虫唾がはしる
「__くしょう……」
目覚めた時、サスケは低く毒づいた。
悪い夢を見た後の、それは習慣のようになっている。
一族殲滅事件の起きた後、悪夢を見ずに眠る事は出来なかった。
その事を医療忍に決して話そうとしなかったせいで、睡眠薬を処方されるようになったのは何度も手首を切った後だ。
悪夢を見る事を望んでいた訳では決して無い。
だが睡眠薬のせいで夢も見ずに眠ることには、何故か抵抗を感じた。
その理由は判らないが、里を抜けて大蛇丸の許に寄宿する今となっても変わらず木の葉の夢を見るのは癪に障る。
全てを断ち切って里を抜けた筈だったのに、自分自身の未練に裏切られた気分だ。
未練?何に対する?
乱暴に布団をはぎ、ベッドから降りる。
衣服を脱ぎ捨ててバスルームに入り、冷たいシャワーを頭から浴びた。
------好き……だよ、兄さん
------愛している?
------愛してる……
他の悪夢(ゆめ)も何度も見る。
だが一番、見る頻度が高いのは、そして最も感情を掻き乱されるのは、十年前の、あの夜の夢だ。
言葉巧みにイタチに誘われ、陵辱された。
あの時__そしてその後の幾度もの逢瀬の時も__イタチの瞳が赤かったのを覚えている。

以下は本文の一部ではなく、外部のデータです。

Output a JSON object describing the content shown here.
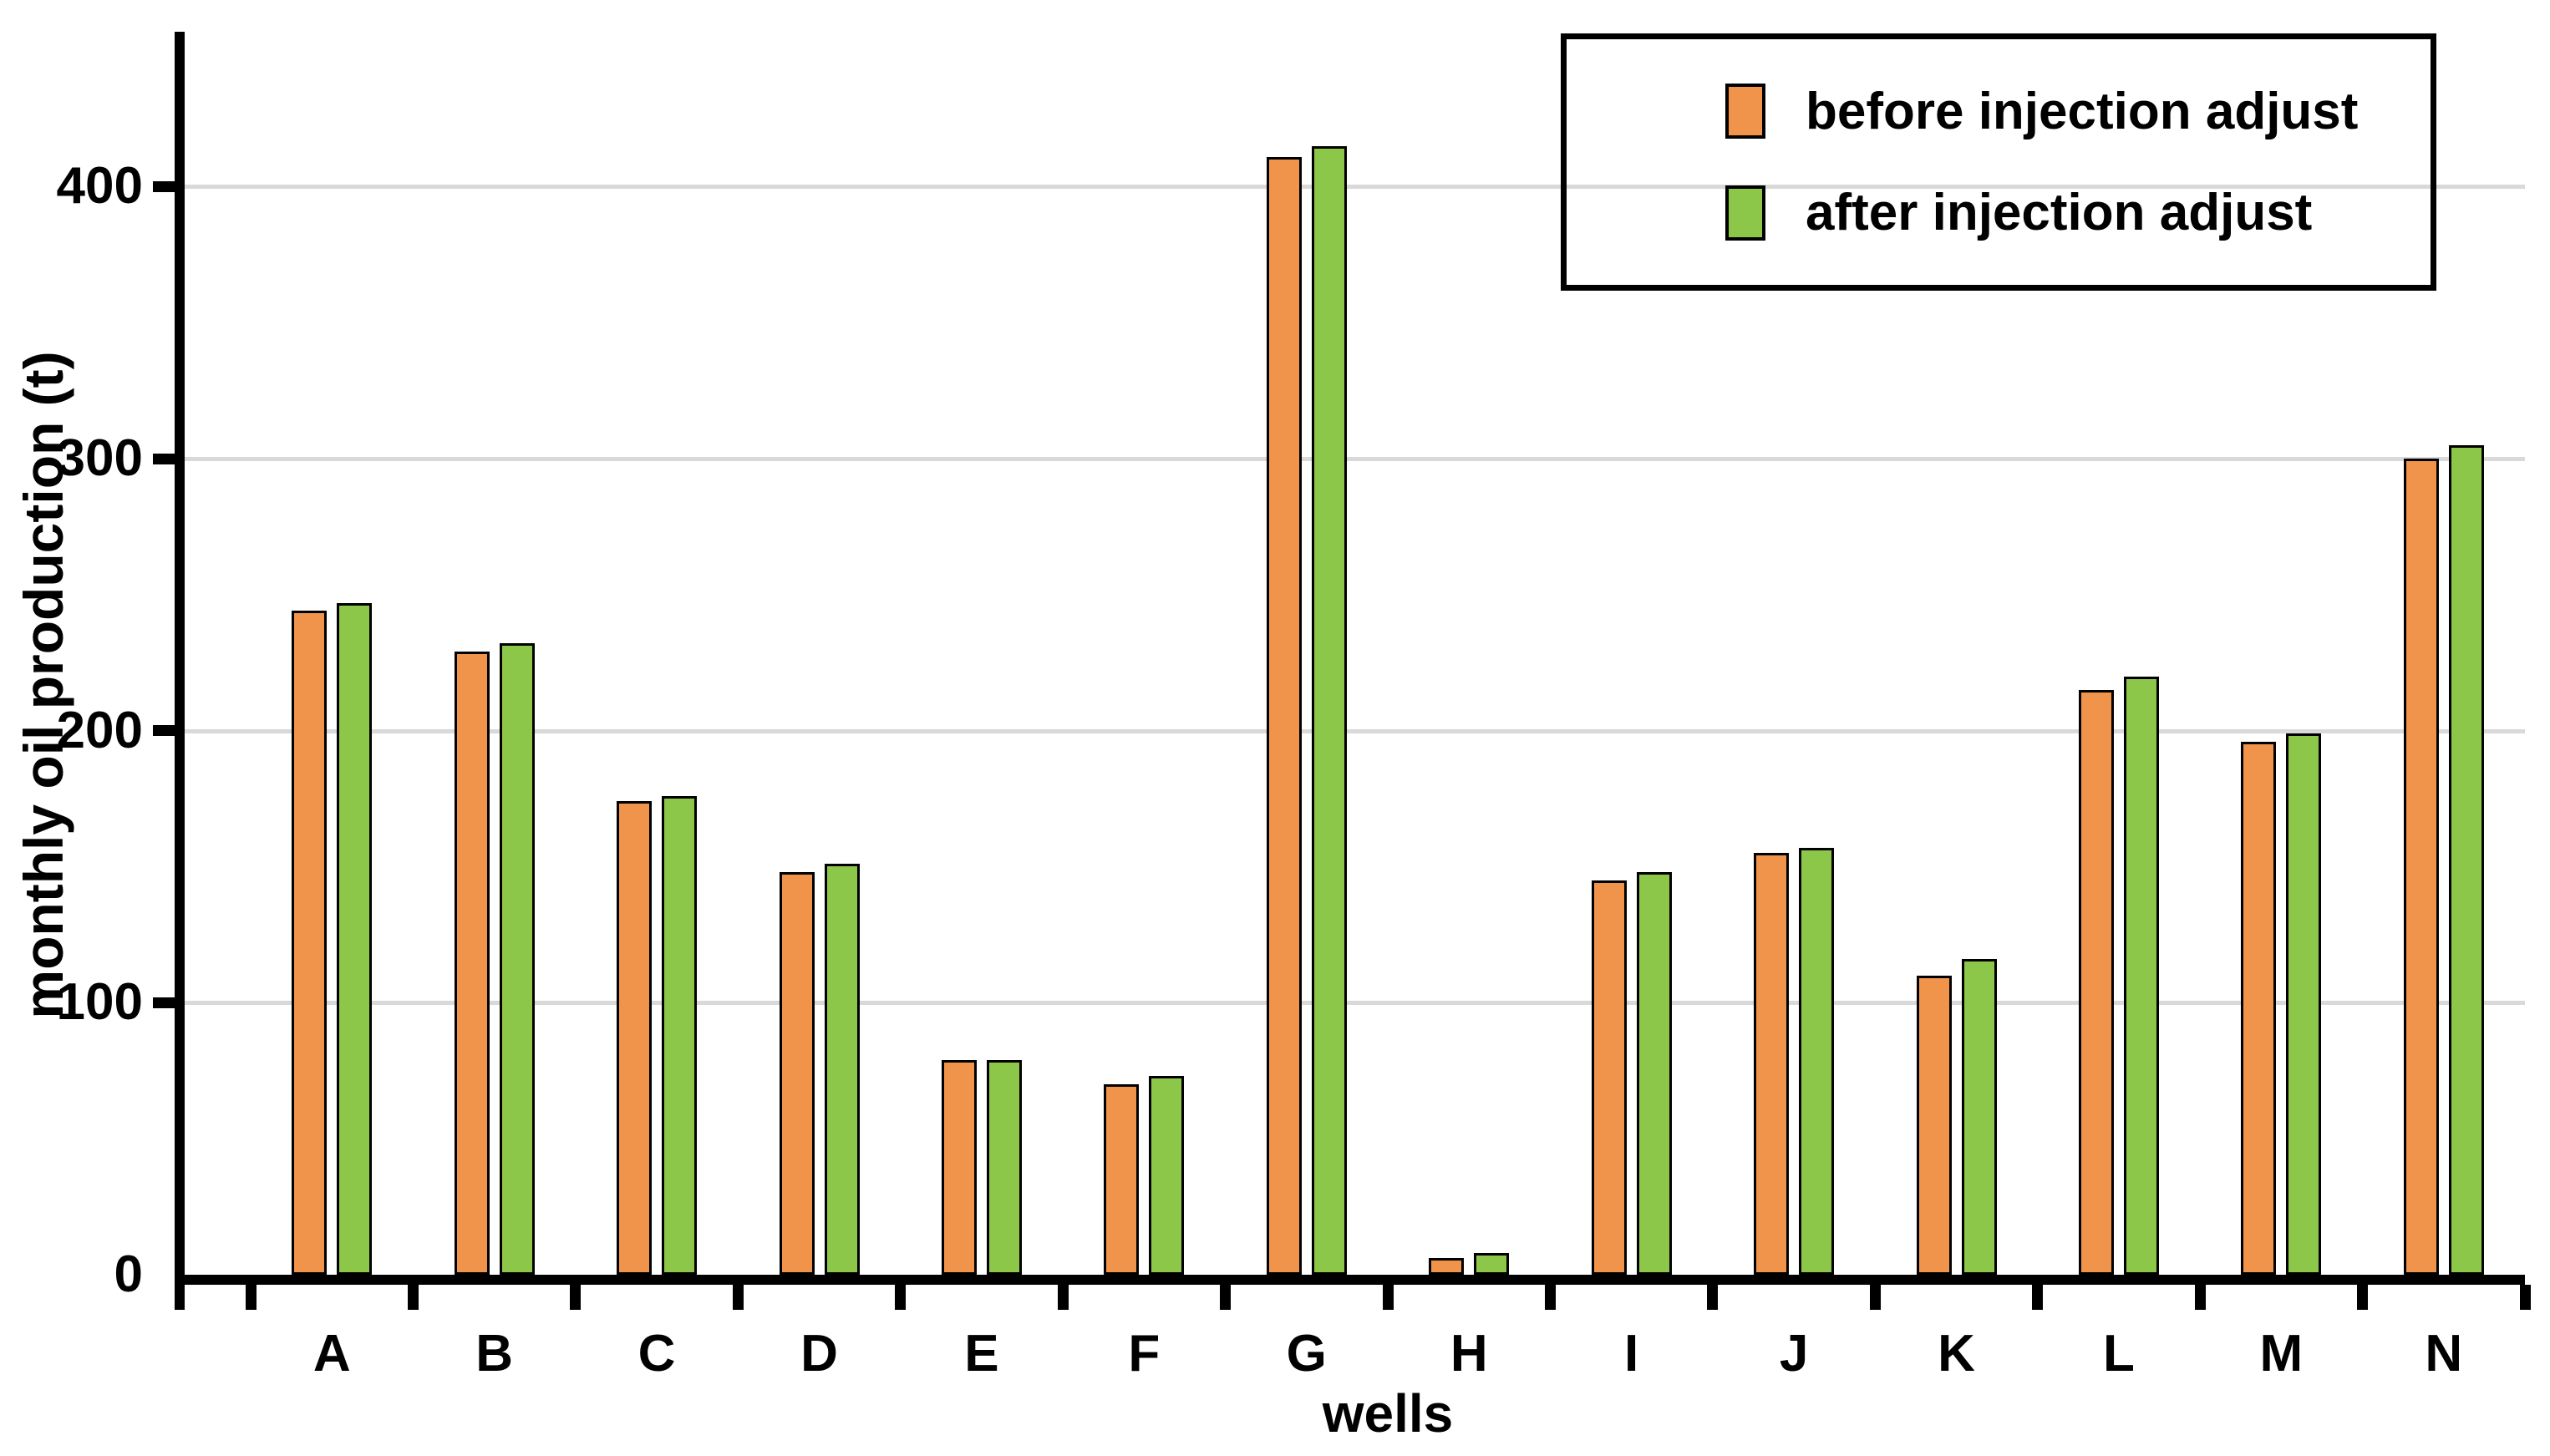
{
  "chart_data": {
    "type": "bar",
    "title": "",
    "xlabel": "wells",
    "ylabel": "monthly oil production (t)",
    "categories": [
      "A",
      "B",
      "C",
      "D",
      "E",
      "F",
      "G",
      "H",
      "I",
      "J",
      "K",
      "L",
      "M",
      "N"
    ],
    "series": [
      {
        "name": "before injection adjust",
        "color": "#F0934B",
        "values": [
          244,
          229,
          174,
          148,
          79,
          70,
          411,
          6,
          145,
          155,
          110,
          215,
          196,
          300
        ]
      },
      {
        "name": "after injection adjust",
        "color": "#8DC74A",
        "values": [
          247,
          232,
          176,
          151,
          79,
          73,
          415,
          8,
          148,
          157,
          116,
          220,
          199,
          305
        ]
      }
    ],
    "y_ticks": [
      0,
      100,
      200,
      300,
      400
    ],
    "ylim": [
      0,
      457
    ],
    "grid": "horizontal",
    "legend_position": "top-right"
  },
  "colors": {
    "background": "#FFFFFF",
    "grid": "#D9D9D9",
    "axis": "#000000",
    "bar_border": "#000000",
    "legend_border": "#000000",
    "text": "#000000"
  }
}
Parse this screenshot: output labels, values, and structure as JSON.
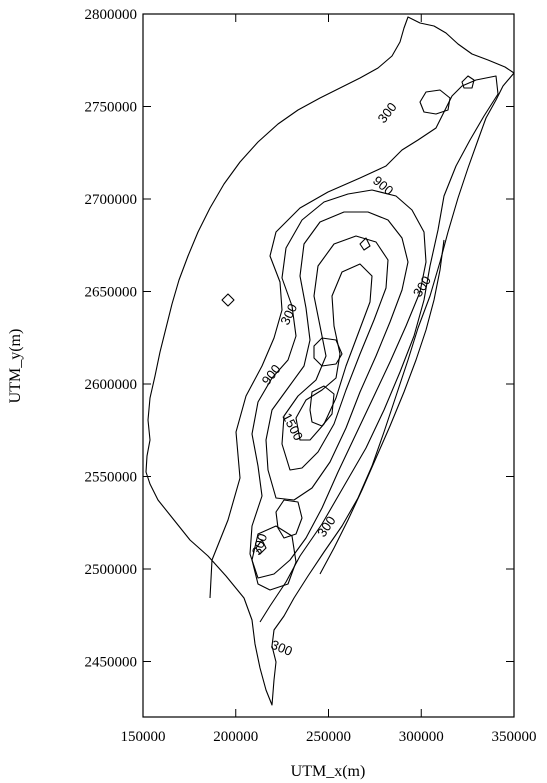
{
  "map": {
    "x_axis_title": "UTM_x(m)",
    "y_axis_title": "UTM_y(m)",
    "x_ticks": [
      "150000",
      "200000",
      "250000",
      "300000",
      "350000"
    ],
    "y_ticks": [
      "2800000",
      "2750000",
      "2700000",
      "2650000",
      "2600000",
      "2550000",
      "2500000",
      "2450000"
    ],
    "x_range": [
      150000,
      350000
    ],
    "y_range": [
      2420000,
      2800000
    ],
    "contour_labels": [
      "300",
      "900",
      "300",
      "300",
      "900",
      "1500",
      "300",
      "300",
      "300"
    ],
    "colors": {
      "line": "#000000",
      "background": "#ffffff"
    }
  }
}
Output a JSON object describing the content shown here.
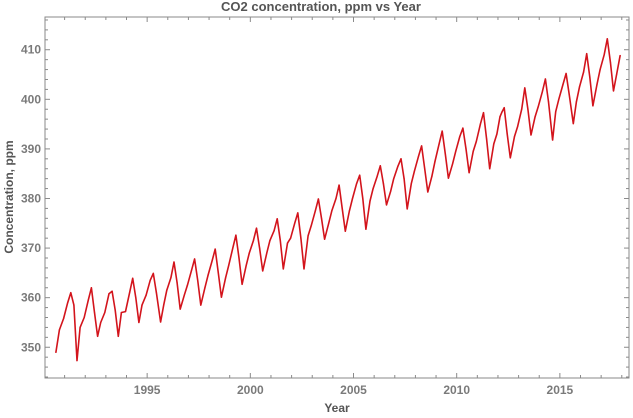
{
  "chart_data": {
    "type": "line",
    "title": "CO2 concentration, ppm vs Year",
    "xlabel": "Year",
    "ylabel": "Concentration, ppm",
    "xlim": [
      1990.05,
      2018.35
    ],
    "ylim": [
      343.8,
      416.6
    ],
    "xticks": [
      1995,
      2000,
      2005,
      2010,
      2015
    ],
    "yticks": [
      350,
      360,
      370,
      380,
      390,
      400,
      410
    ],
    "grid": false,
    "legend": "none",
    "line_color": "#d3141c",
    "series": [
      {
        "name": "CO2 concentration",
        "x": [
          1990.58,
          1990.75,
          1990.95,
          1991.15,
          1991.3,
          1991.45,
          1991.6,
          1991.75,
          1991.95,
          1992.15,
          1992.3,
          1992.45,
          1992.6,
          1992.75,
          1992.95,
          1993.15,
          1993.3,
          1993.45,
          1993.6,
          1993.75,
          1993.95,
          1994.15,
          1994.3,
          1994.45,
          1994.6,
          1994.75,
          1994.95,
          1995.15,
          1995.3,
          1995.45,
          1995.65,
          1995.8,
          1995.95,
          1996.15,
          1996.3,
          1996.45,
          1996.6,
          1996.8,
          1996.95,
          1997.15,
          1997.3,
          1997.45,
          1997.6,
          1997.8,
          1997.95,
          1998.15,
          1998.3,
          1998.45,
          1998.6,
          1998.8,
          1998.95,
          1999.15,
          1999.3,
          1999.45,
          1999.6,
          1999.8,
          1999.95,
          2000.15,
          2000.3,
          2000.45,
          2000.6,
          2000.8,
          2000.95,
          2001.15,
          2001.3,
          2001.45,
          2001.6,
          2001.8,
          2001.95,
          2002.15,
          2002.3,
          2002.45,
          2002.6,
          2002.8,
          2002.95,
          2003.15,
          2003.3,
          2003.45,
          2003.6,
          2003.8,
          2003.95,
          2004.15,
          2004.3,
          2004.45,
          2004.6,
          2004.8,
          2004.95,
          2005.15,
          2005.3,
          2005.45,
          2005.6,
          2005.8,
          2005.95,
          2006.15,
          2006.3,
          2006.45,
          2006.6,
          2006.8,
          2006.95,
          2007.15,
          2007.3,
          2007.45,
          2007.6,
          2007.8,
          2007.95,
          2008.15,
          2008.3,
          2008.45,
          2008.6,
          2008.8,
          2008.95,
          2009.15,
          2009.3,
          2009.45,
          2009.6,
          2009.8,
          2009.95,
          2010.15,
          2010.3,
          2010.45,
          2010.6,
          2010.8,
          2010.95,
          2011.15,
          2011.3,
          2011.45,
          2011.6,
          2011.8,
          2011.95,
          2012.1,
          2012.2,
          2012.3,
          2012.45,
          2012.6,
          2012.8,
          2012.95,
          2013.15,
          2013.3,
          2013.45,
          2013.6,
          2013.8,
          2013.95,
          2014.15,
          2014.3,
          2014.45,
          2014.65,
          2014.8,
          2014.95,
          2015.15,
          2015.3,
          2015.45,
          2015.65,
          2015.8,
          2015.95,
          2016.15,
          2016.3,
          2016.45,
          2016.6,
          2016.8,
          2016.95,
          2017.15,
          2017.3,
          2017.45,
          2017.6,
          2017.75,
          2017.92
        ],
        "y": [
          349.0,
          353.5,
          355.8,
          359.0,
          361.0,
          358.5,
          347.3,
          354.0,
          356.0,
          359.5,
          362.0,
          357.0,
          352.2,
          355.0,
          357.0,
          360.8,
          361.3,
          357.5,
          352.2,
          357.0,
          357.2,
          361.0,
          363.9,
          360.0,
          355.0,
          358.5,
          360.5,
          363.5,
          364.9,
          361.0,
          355.1,
          358.5,
          361.5,
          364.0,
          367.2,
          363.0,
          357.7,
          360.5,
          362.5,
          365.5,
          367.8,
          363.5,
          358.5,
          362.0,
          364.5,
          367.5,
          369.8,
          365.0,
          360.1,
          364.0,
          366.5,
          370.0,
          372.6,
          368.0,
          362.7,
          366.5,
          369.0,
          371.5,
          374.0,
          370.0,
          365.4,
          369.0,
          371.5,
          373.5,
          375.9,
          371.5,
          365.8,
          371.0,
          372.0,
          375.0,
          377.1,
          372.0,
          365.8,
          372.5,
          374.5,
          377.5,
          379.9,
          376.0,
          371.8,
          375.0,
          377.5,
          380.0,
          382.7,
          378.0,
          373.4,
          377.5,
          380.0,
          383.0,
          384.7,
          380.0,
          373.8,
          379.5,
          382.0,
          384.5,
          386.6,
          383.0,
          378.7,
          381.5,
          384.0,
          386.5,
          388.0,
          384.0,
          377.9,
          383.0,
          385.5,
          388.5,
          390.6,
          386.0,
          381.3,
          384.5,
          387.5,
          391.0,
          393.6,
          389.0,
          384.1,
          387.0,
          389.5,
          392.5,
          394.2,
          390.0,
          385.2,
          389.5,
          391.5,
          395.0,
          397.3,
          392.0,
          386.0,
          391.0,
          393.0,
          396.5,
          397.5,
          398.3,
          393.0,
          388.2,
          392.5,
          394.5,
          398.0,
          402.3,
          398.0,
          392.8,
          396.5,
          398.5,
          401.5,
          404.1,
          399.5,
          391.8,
          397.5,
          400.0,
          403.0,
          405.2,
          401.0,
          395.1,
          399.5,
          402.5,
          405.5,
          409.2,
          404.5,
          398.7,
          403.0,
          406.0,
          409.0,
          412.2,
          407.5,
          401.7,
          405.0,
          408.8
        ]
      }
    ]
  }
}
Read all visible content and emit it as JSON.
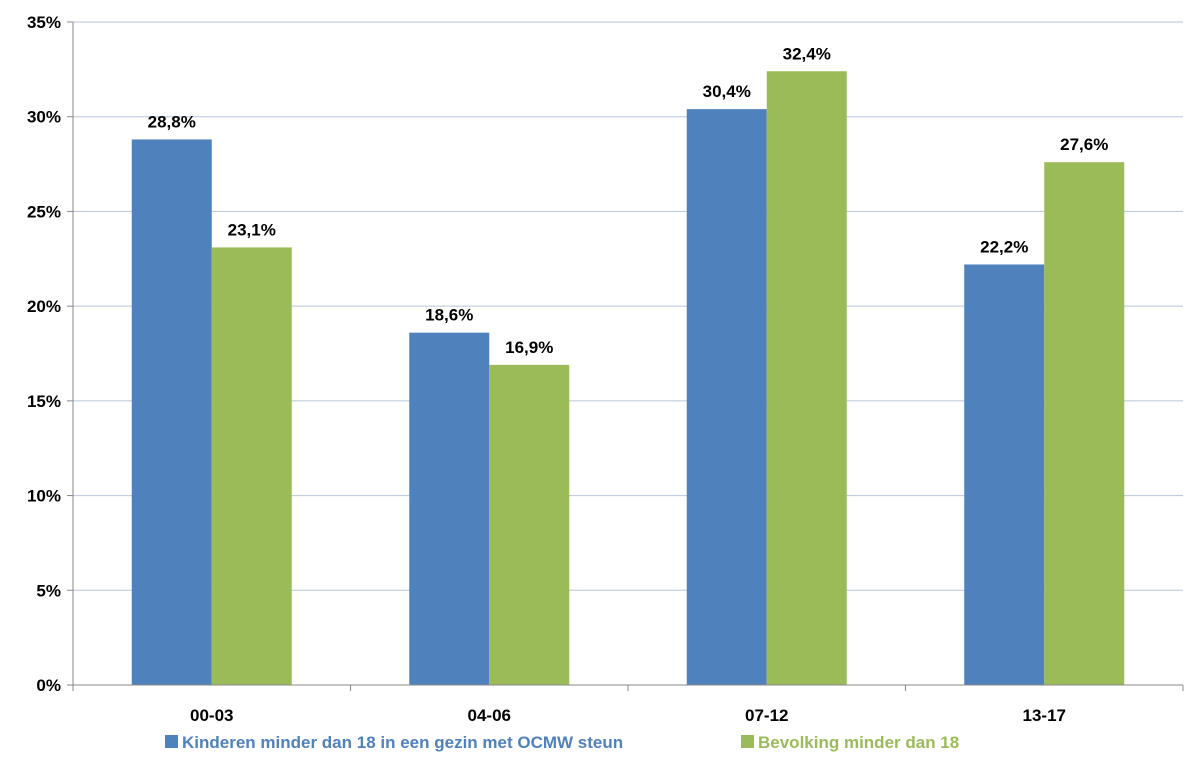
{
  "chart_data": {
    "type": "bar",
    "title": "",
    "xlabel": "",
    "ylabel": "",
    "categories": [
      "00-03",
      "04-06",
      "07-12",
      "13-17"
    ],
    "ylim": [
      0,
      35
    ],
    "y_ticks": [
      "0%",
      "5%",
      "10%",
      "15%",
      "20%",
      "25%",
      "30%",
      "35%"
    ],
    "y_tick_values": [
      0,
      5,
      10,
      15,
      20,
      25,
      30,
      35
    ],
    "grid": true,
    "legend_position": "bottom",
    "series": [
      {
        "name": "Kinderen minder dan 18 in een gezin met OCMW steun",
        "color": "#4F81BD",
        "values": [
          28.8,
          18.6,
          30.4,
          22.2
        ],
        "labels": [
          "28,8%",
          "18,6%",
          "30,4%",
          "22,2%"
        ]
      },
      {
        "name": "Bevolking minder dan 18",
        "color": "#9BBB59",
        "values": [
          23.1,
          16.9,
          32.4,
          27.6
        ],
        "labels": [
          "23,1%",
          "16,9%",
          "32,4%",
          "27,6%"
        ]
      }
    ]
  }
}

つまりあの時、イタチは術を発動していて、自分はその幻術に捕らわれただけなのだ。
そう、思っても、罪悪感は消えない。
例えそれが幻術であろうが何であろうが、自分は兄の誘いを受け入れ、共に罪を犯した。
「畜生……!」
ダン、と思い切り壁を叩き、呪いの言葉が反響するのを聞く。
無残に殺された一族の恨みは、決して忘れられない。
何があろうと赦す事の出来ない、不倶戴天の敵。
それなのに夢に見るのは、幸せだった頃の思い出ばかりだ。
嫉妬し、妬み、疎ましく思っていた。
だがそれ以上に憧れ、誇りに思い、少しでも近づきたいと願っていた。
あの夜も痛みと恐怖で泣き喚いていた筈だったのに、思い出すのは何故か、抱きしめる腕の温もりと、甘やかな快楽だけ。
だがそれも全てはイタチの幻術だったのだろう。
わずか5歳の子供の心を操るなど、当時既に中忍だったイタチには造作も無い事だった筈。
だが、何故?
何故、あんな事をした?
イタチもまだ10歳だったのだから、単なる性欲処理とは考え難い。
兄の後ばかり追っている愚かな弟を、意のままに操りたかったから?
そうだとしても、その目的は何だ?
幾ら考えても、答えは出ない。
イタチが何故、あんな事をしたのか、そして一族殲滅の日、どうして自分だけ殺さなかったのか__
8年の間、ずっと問い続けてきた。
まやかしでしかない甘い記憶に、そしてそれを断ち切れずにいる自分自身に、虫唾の走る想いを持て余しながら。